My mother felt that to make good cholent, it is important to include both white and brown beans and barley. Often she browned the onions to add more flavor.
I prefer chicken legs and thighs to breasts because they retain better texture during the long cooking. If you like, remove the skin from the chicken before cooking the cholent. However, leaving the skin on and removing it before serving will give a richer tasting cholent because some of the fat from the chicken skin will blend into the sauce.
1.8 kg. chicken pieces
1 to 2 Tbsp. vegetable oil
2 large onions, cut in thick slices
1 tsp. paprika
1⁄2 tsp. ground cumin (optional)
1⁄4 tsp. ground black pepper
3⁄4 cup navy beans or other white beans
3⁄4 cup brown beans or red kidney beans
1 cup barley
6 to 8 fairly small boiling potatoes
1⁄2 tsp. salt
6 to 8 eggs in shells, rinsed
Preheat oven to 80º to 95º. Pull excess fat off chicken; remove skin if you like.
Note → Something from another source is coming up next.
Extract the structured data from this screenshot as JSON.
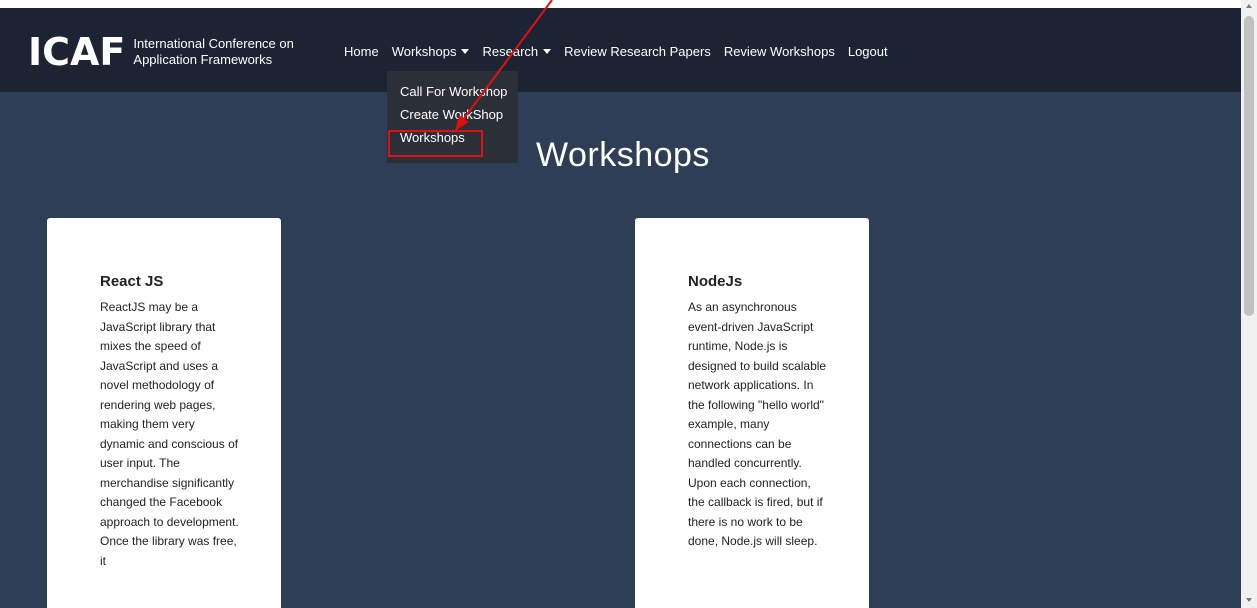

Heat oil in a large stew pan or casserole. Add onions and saute over medium-high heat, stirring often, until they begin to brown; they don’t need to soften. Remove from heat. Add chicken to casserole and sprinkle with paprika, cumin and pepper. Mix well.
Sort through and rinse the beans and barley; add to casserole. Peel potatoes if you like. Add to pan and sprinkle them with salt. Add about 10 cups water or enough to cover ingredients by 5 cm. Bring to a boil. Cover and cook over very low heat for 20 to 30 minutes. Set eggs gently on top of stew and push them slightly into liquid.
Cover tightly and bake mixture, without stirring, overnight. Serve hot.